When are populations not connected like a circuit? Identifying biases in gene flow from coalescent times

Connectivity and movement patterns of populations are influenced by past and present environmental and biotic factors, which are reflected in genetic relatedness among populations. Methods that estimate the “commute time” between populations based on electrical resistance (i.e., isolation‐by‐resistance [IBR]) have been widely applied to either infer movement patterns directly from environmental factors or detect possible barriers to gene flow given empirical genetic relatedness. Yet, the commute time is only equivalent to the coalescence time between populations under symmetric migration with isotropic landscapes. Asymmetric gene flow is relatively common when populations are expanding, retreating, or with source‐sink dynamics.

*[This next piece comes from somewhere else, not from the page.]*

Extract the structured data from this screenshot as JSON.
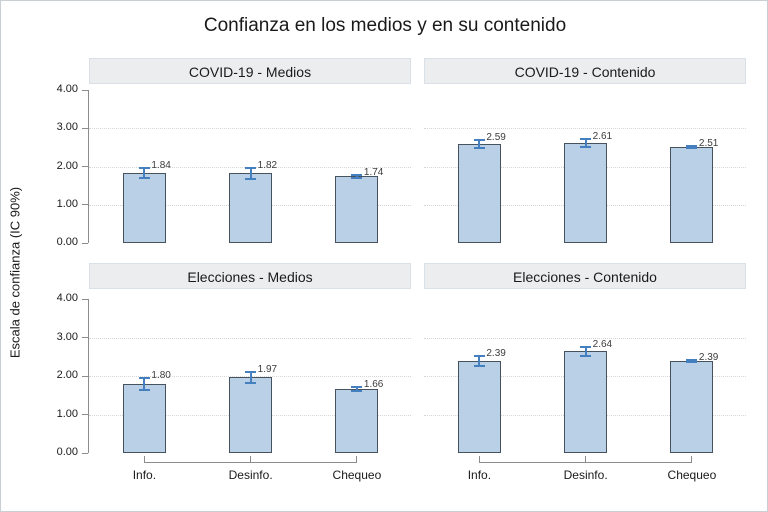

In a From the Cover paper in this issue of Molecular Ecology Resources , Lundgren and Ralph (Molecular Ecology Resources, 19, 2019) describe a Bayesian method to infer bidirectional gene flow rates and population sizes without the assumption of symmetry. The method shows great accuracy in connectivity estimations under symmetric, as well as asymmetric gene flow scenarios where resistance methods fail. However, computational complexity limits the method to a few populations, preventing its application to finescale environmental maps. Also, as a discrete‐deme static model, the inferred differences in gene flow rates are sensitive to population discretization and cannot be directly used to differentiate among processes (e.g., past expansion vs. current barrier). Here, we discuss scenarios where the new method can best be utilized and provide potential directions to identify the underlying processes causing deviations in gene flow patterns.